ACCRA, GHANA — In a small but cozy room of this house on Church Crescent sits a casually dressed Ghanaian man in his thirties that could pass for most any other on the street. This man, however, is no average citizen of Ghana — he is one Christopher Amissah, who has worked at the Accra site of New York University for over a decade.

Although born here in Accra, Ghana’s capital and largest city, Christopher, or “Chris”, as he often prefers to be called, spent much of his early years in Achiase, a village located in the eastern part of Ghana, and where parts of his family to this day reside.

Chris has worked at NYU Accra since he was sent here by the Ghanaian government in January 2006 after completing a mandatory year of national service.
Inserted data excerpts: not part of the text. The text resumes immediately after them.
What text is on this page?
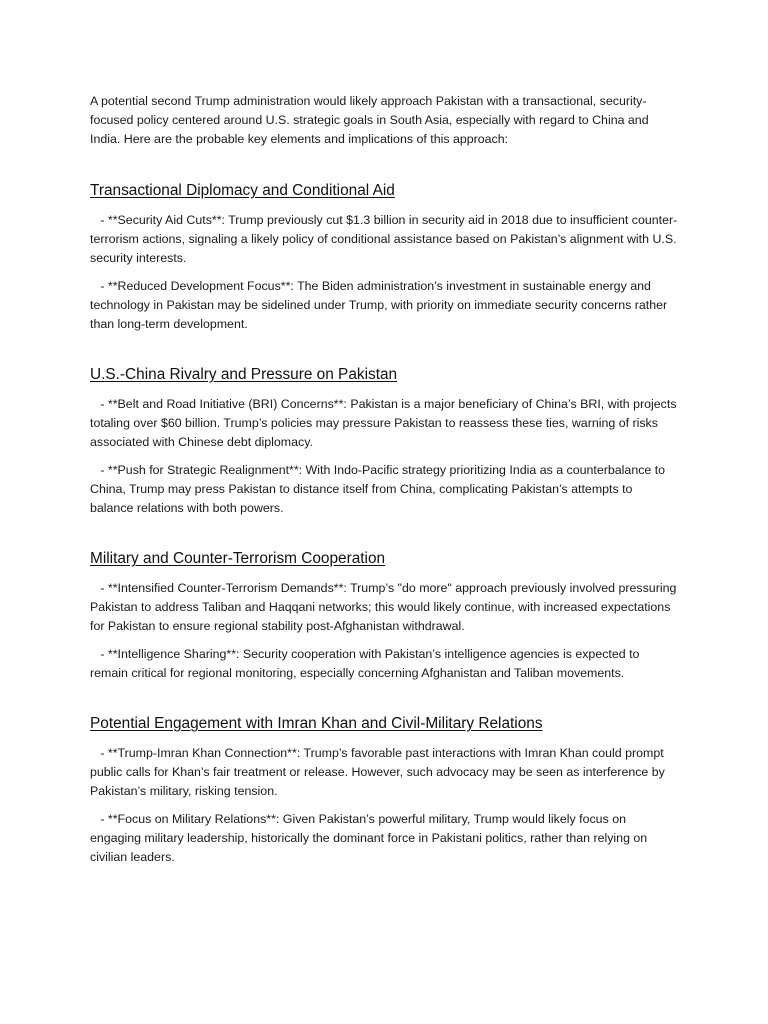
A potential second Trump administration would likely approach Pakistan with a transactional, security-focused policy centered around U.S. strategic goals in South Asia, especially with regard to China and India. Here are the probable key elements and implications of this approach:

Transactional Diplomacy and Conditional Aid

- **Security Aid Cuts**: Trump previously cut $1.3 billion in security aid in 2018 due to insufficient counter-terrorism actions, signaling a likely policy of conditional assistance based on Pakistan’s alignment with U.S. security interests.

- **Reduced Development Focus**: The Biden administration’s investment in sustainable energy and technology in Pakistan may be sidelined under Trump, with priority on immediate security concerns rather than long-term development.

U.S.-China Rivalry and Pressure on Pakistan

- **Belt and Road Initiative (BRI) Concerns**: Pakistan is a major beneficiary of China’s BRI, with projects totaling over $60 billion. Trump’s policies may pressure Pakistan to reassess these ties, warning of risks associated with Chinese debt diplomacy.

- **Push for Strategic Realignment**: With Indo-Pacific strategy prioritizing India as a counterbalance to China, Trump may press Pakistan to distance itself from China, complicating Pakistan’s attempts to balance relations with both powers.

Military and Counter-Terrorism Cooperation

- **Intensified Counter-Terrorism Demands**: Trump’s "do more" approach previously involved pressuring Pakistan to address Taliban and Haqqani networks; this would likely continue, with increased expectations for Pakistan to ensure regional stability post-Afghanistan withdrawal.

- **Intelligence Sharing**: Security cooperation with Pakistan’s intelligence agencies is expected to remain critical for regional monitoring, especially concerning Afghanistan and Taliban movements.

Potential Engagement with Imran Khan and Civil-Military Relations

- **Trump-Imran Khan Connection**: Trump’s favorable past interactions with Imran Khan could prompt public calls for Khan’s fair treatment or release. However, such advocacy may be seen as interference by Pakistan’s military, risking tension.

- **Focus on Military Relations**: Given Pakistan’s powerful military, Trump would likely focus on engaging military leadership, historically the dominant force in Pakistani politics, rather than relying on civilian leaders.
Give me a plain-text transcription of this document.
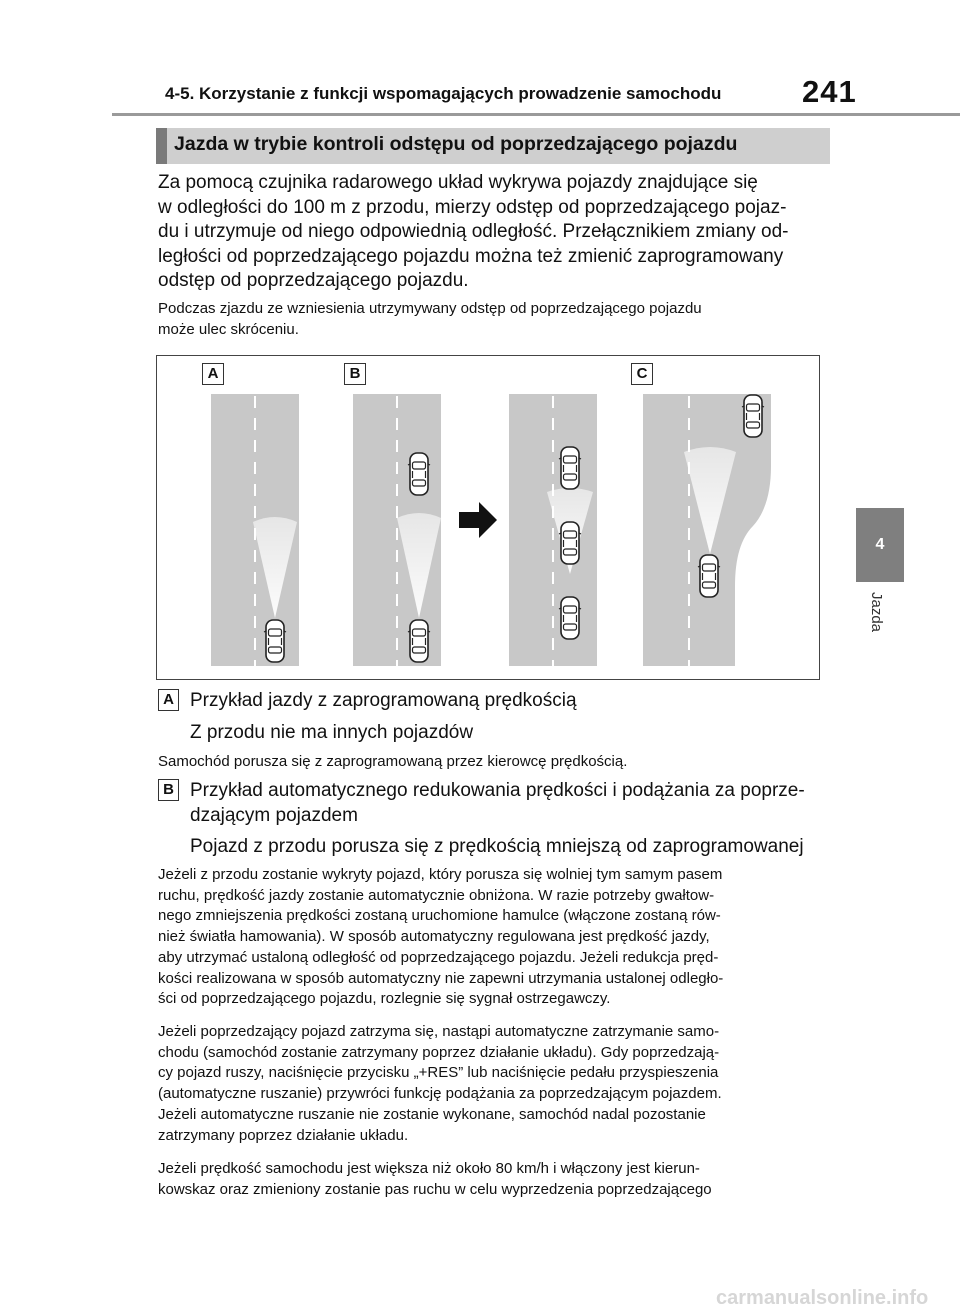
4-5. Korzystanie z funkcji wspomagających prowadzenie samochodu	241
Jazda w trybie kontroli odstępu od poprzedzającego pojazdu
4
Jazda
Za pomocą czujnika radarowego układ wykrywa pojazdy znajdujące się
w odległości do 100 m z przodu, mierzy odstęp od poprzedzającego pojaz-
du i utrzymuje od niego odpowiednią odległość. Przełącznikiem zmiany od-
ległości od poprzedzającego pojazdu można też zmienić zaprogramowany
odstęp od poprzedzającego pojazdu.
Podczas zjazdu ze wzniesienia utrzymywany odstęp od poprzedzającego pojazdu
może ulec skróceniu.
A	B	C
A Przykład jazdy z zaprogramowaną prędkością
Z przodu nie ma innych pojazdów
Samochód porusza się z zaprogramowaną przez kierowcę prędkością.
B Przykład automatycznego redukowania prędkości i podążania za poprze-
dzającym pojazdem
Pojazd z przodu porusza się z prędkością mniejszą od zaprogramowanej
Jeżeli z przodu zostanie wykryty pojazd, który porusza się wolniej tym samym pasem
ruchu, prędkość jazdy zostanie automatycznie obniżona. W razie potrzeby gwałtow-
nego zmniejszenia prędkości zostaną uruchomione hamulce (włączone zostaną rów-
nież światła hamowania). W sposób automatyczny regulowana jest prędkość jazdy,
aby utrzymać ustaloną odległość od poprzedzającego pojazdu. Jeżeli redukcja pręd-
kości realizowana w sposób automatyczny nie zapewni utrzymania ustalonej odległo-
ści od poprzedzającego pojazdu, rozlegnie się sygnał ostrzegawczy.
Jeżeli poprzedzający pojazd zatrzyma się, nastąpi automatyczne zatrzymanie samo-
chodu (samochód zostanie zatrzymany poprzez działanie układu). Gdy poprzedzają-
cy pojazd ruszy, naciśnięcie przycisku „+RES” lub naciśnięcie pedału przyspieszenia
(automatyczne ruszanie) przywróci funkcję podążania za poprzedzającym pojazdem.
Jeżeli automatyczne ruszanie nie zostanie wykonane, samochód nadal pozostanie
zatrzymany poprzez działanie układu.
Jeżeli prędkość samochodu jest większa niż około 80 km/h i włączony jest kierun-
kowskaz oraz zmieniony zostanie pas ruchu w celu wyprzedzenia poprzedzającego
carmanualsonline.info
He’d recently graduated from the University of Ghana, where he focused mostly on Information Studies. And as luck would have it, he happened to have been a near-perfect candidate for the position at the time, especially as NYU Accra, recently opened then in 2004, was in need of just such a person.

He has lived at the North Labone campus of NYU Accra since, becoming a Community Resource Assistant in August 2006 and rising to serve as both its Assistant Facility Manager and its Librarian since July 2009.

Chris normally works Monday to Friday, from 9 am to 5 pm, at No. 8 3rd Norla Street, a ten minute walk from the Church Crescent address where he has long resided throughout the entire year — receiving a real break only during certain holidays and when he gets a limited number of “days off”, totaling about a month annually. In his role, he helps manage the various facilities at NYU, especially the house at which he lives, coordinating the maintenance workers and cleaners, as well as ensuring that the dormitories are in their best state possible before the beginning of each semester. He can usually be found at the small library of NYU Accra on weekdays, where he regularly catalogs, arranges and checks out books and reading materials to students, and during the shorter but more intensive summer sessions, he accompanies the students he is assigned to on most of their assorted trips and meals.

But overall, is Chris truly satisfied with his long-time job, doing what he does?

“Satisfied, well — it’s a mixed feeling,” he says earnestly. “It’s kind of almost the same thing for all these years, so…”

And what are some of the greatest challenges he has faced in his position so far?

“It’s when, let’s say, [there are] maintenance issues and the maintenance people are not here to fix it,” says Chris.

“I get…a bit bored with news,” he confesses. “I really like playing with gadgets, [but] with soccer, I only follow the national team.”

Would Chris ever think of visiting the United States?

“To visit, yeah,” he replies readily, “but not to stay. I love being here, I really love Ghana.”